Arnold & Porter Brings Legal Claims Against U.S. Government on Behalf of Parents and Children Separated at the Border
WASHINGTON, D.C., Feb. 11, 2019 — Parents and their children fleeing violence or danger in their countries of origin who were torn apart under the Trump administration's family separation policy filed legal claims today against the government seeking damages for the trauma they've suffered due to this cruel treatment. Arnold & Porter is representing these two families pro-bono, working with the Texas Civil Rights Project, and is also representing other families in legal claims related to the administration's family separation policy.
The families each seek $6 million from the government for its intentional infliction of emotional distress on them. The claims, filed with the Department of Homeland Security and the Department of Health and Human Services, detail the excruciating suffering these mothers and children experienced as a result of the administration's policy to separate migrant families upon entering the United States – a policy that senior government officials have confirmed was intentionally cruel so as to deter migrants from seeking refuge in the U.S.
In their claims, the parents describe the harrowing circumstances of their children being taken from them. Both parents filing claims today were given little information as to where their children were taken and were provided little-to-no updates on the whereabouts of their children for much of their separation, which lasted months.

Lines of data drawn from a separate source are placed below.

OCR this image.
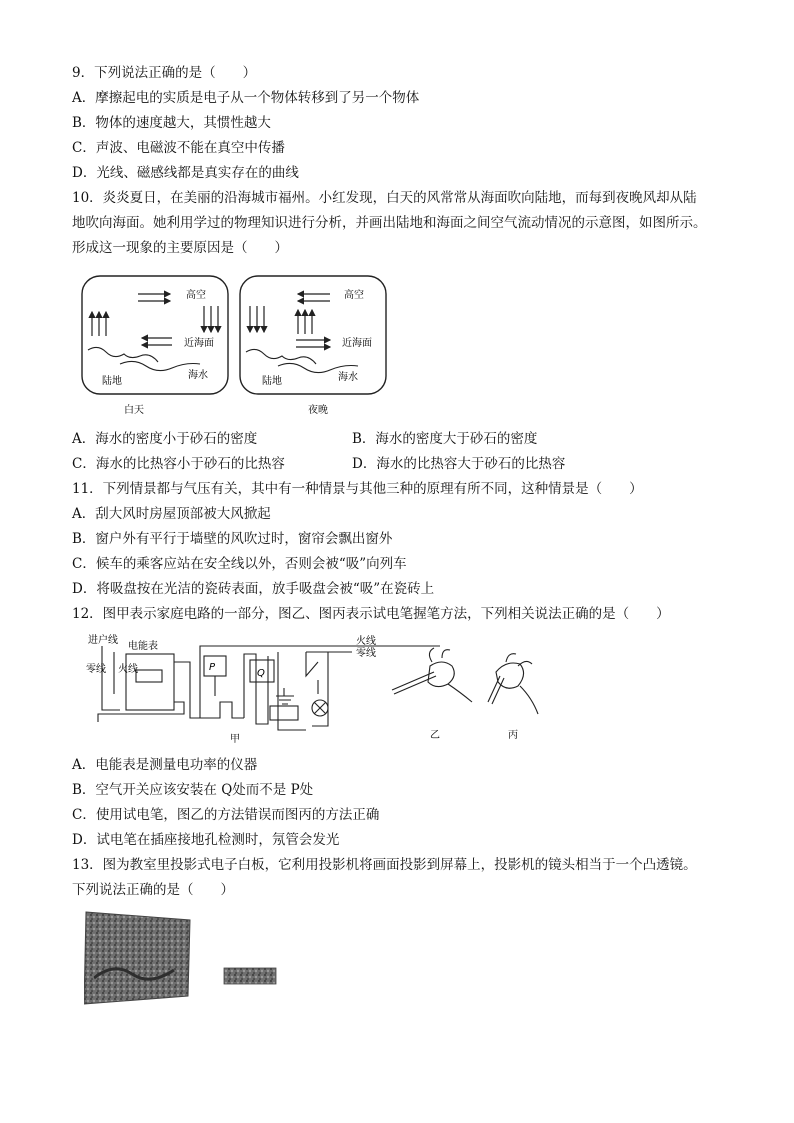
9．下列说法正确的是（　　）
A．摩擦起电的实质是电子从一个物体转移到了另一个物体
B．物体的速度越大，其惯性越大
C．声波、电磁波不能在真空中传播
D．光线、磁感线都是真实存在的曲线
10．炎炎夏日，在美丽的沿海城市福州。小红发现，白天的风常常从海面吹向陆地，而每到夜晚风却从陆
地吹向海面。她利用学过的物理知识进行分析，并画出陆地和海面之间空气流动情况的示意图，如图所示。
形成这一现象的主要原因是（　　）
高空
近海面
陆地
海水
白天
高空
近海面
陆地	海水
夜晚
A．海水的密度小于砂石的密度	B．海水的密度大于砂石的密度
C．海水的比热容小于砂石的比热容	D．海水的比热容大于砂石的比热容
11．下列情景都与气压有关，其中有一种情景与其他三种的原理有所不同，这种情景是（　　）
A．刮大风时房屋顶部被大风掀起
B．窗户外有平行于墙壁的风吹过时，窗帘会飘出窗外
C．候车的乘客应站在安全线以外，否则会被“吸”向列车
D．将吸盘按在光洁的瓷砖表面，放手吸盘会被“吸”在瓷砖上
12．图甲表示家庭电路的一部分，图乙、图丙表示试电笔握笔方法，下列相关说法正确的是（　　）
进户线
电能表
零线 火线	P
Q
火线
零线
甲	乙	丙
A．电能表是测量电功率的仪器
B．空气开关应该安装在 Q处而不是 P处
C．使用试电笔，图乙的方法错误而图丙的方法正确
D．试电笔在插座接地孔检测时，氖管会发光
13．图为教室里投影式电子白板，它利用投影机将画面投影到屏幕上，投影机的镜头相当于一个凸透镜。
下列说法正确的是（　　）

The children suffered similar trauma. Like their parents, they were given no information about when or if they would ever be reunited. A 14-year-old boy continues to suffer from severe anxiety and sadness after being separated from his father for five and a half months. His father was unable to sleep during their separation and continues to experience severe stomach pain today. A boy who turned 18 while separated from his mother continues to experience regular episodes of depression. His mother continues to suffer from severe anxiety, difficulty sleeping and headaches as a result of their separation.
"These children and their parents have experienced horrific, life-altering trauma that was intentionally inflicted on them by our government," said Stanton Jones, a partner at Arnold & Porter. "These families fled threatening and violent circumstances in their countries of origin only to face cruel treatment by detention officials and separation across thousands of miles. No amount of money can undo the damage inflicted by our government on these boys and their parents, but the government must be held accountable for the impact of its policies."

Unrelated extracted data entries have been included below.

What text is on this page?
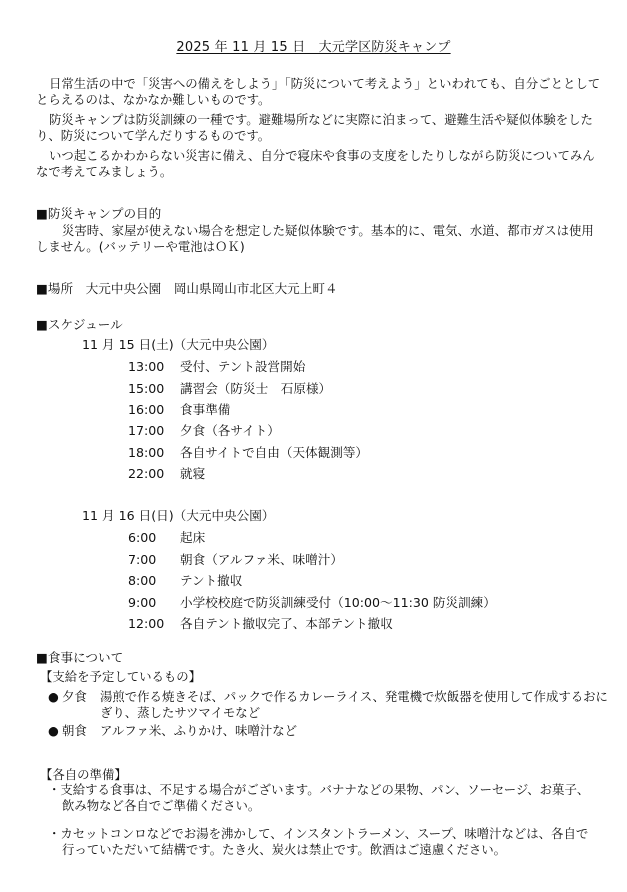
2025 年 11 月 15 日　大元学区防災キャンプ

日常生活の中で「災害への備えをしよう」「防災について考えよう」といわれても、自分ごととしてとらえるのは、なかなか難しいものです。

防災キャンプは防災訓練の一種です。避難場所などに実際に泊まって、避難生活や疑似体験をしたり、防災について学んだりするものです。

いつ起こるかわからない災害に備え、自分で寝床や食事の支度をしたりしながら防災についてみんなで考えてみましょう。

■防災キャンプの目的

災害時、家屋が使えない場合を想定した疑似体験です。基本的に、電気、水道、都市ガスは使用しません。(バッテリーや電池はＯＫ)

■場所　大元中央公園　岡山県岡山市北区大元上町４
■スケジュール
11 月 15 日(土)（大元中央公園）
13:00 受付、テント設営開始
15:00 講習会（防災士　石原様）
16:00 食事準備
17:00 夕食（各サイト）
18:00 各自サイトで自由（天体観測等）
22:00 就寝
11 月 16 日(日)（大元中央公園）
6:00 起床
7:00 朝食（アルファ米、味噌汁）
8:00 テント撤収
9:00 小学校校庭で防災訓練受付（10:00～11:30 防災訓練）
12:00 各自テント撤収完了、本部テント撤収
■食事について
【支給を予定しているもの】
● 夕食 湯煎で作る焼きそば、パックで作るカレーライス、発電機で炊飯器を使用して作成するおにぎり、蒸したサツマイモなど
● 朝食 アルファ米、ふりかけ、味噌汁など
【各自の準備】
・支給する食事は、不足する場合がございます。バナナなどの果物、パン、ソーセージ、お菓子、飲み物など各自でご準備ください。
・カセットコンロなどでお湯を沸かして、インスタントラーメン、スープ、味噌汁などは、各自で行っていただいて結構です。たき火、炭火は禁止です。飲酒はご遠慮ください。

"Last year, we saw the government manufacture a crisis by cruelly and needlessly separating families. Most came to this country to seek asylum. Instead they encountered a living nightmare," said Efrén C. Olivares, racial and economic justice director at the Texas Civil Rights Project. "We spoke to desperate parents who didn't know where their children were for months, let alone what kind of care their terrified kids were receiving or if they would ever see them again. It is clear the government deported many parents without ever having plans to reunite them with their children – just as it had no intention of reunifying any of the families it tore apart. They may be reunited now, but the trauma our government inflicted on vulnerable families, like our clients, will haunt them for a lifetime, and for that, they deserve to be compensated."
While serving as secretary of the Department of Homeland Security, John Kelly stated that he "would do almost anything to deter people from Central America" from migrating to the United States, including separating children from their parents. After the forced separations began, former Attorney General Jeff Sessions confirmed that the goal was deterrence. In May 2018, Kelly callously dismissed any concern about the government's forced separation of a child from her mother, remarking, "[T]he children will be taken care of – put into foster care or whatever."
In total, the U.S. government has admitted to separating more than 2,700 children from their parents or guardians after they crossed the southwestern U.S. border. And recent reports indicate that the number of families separated may have been much higher.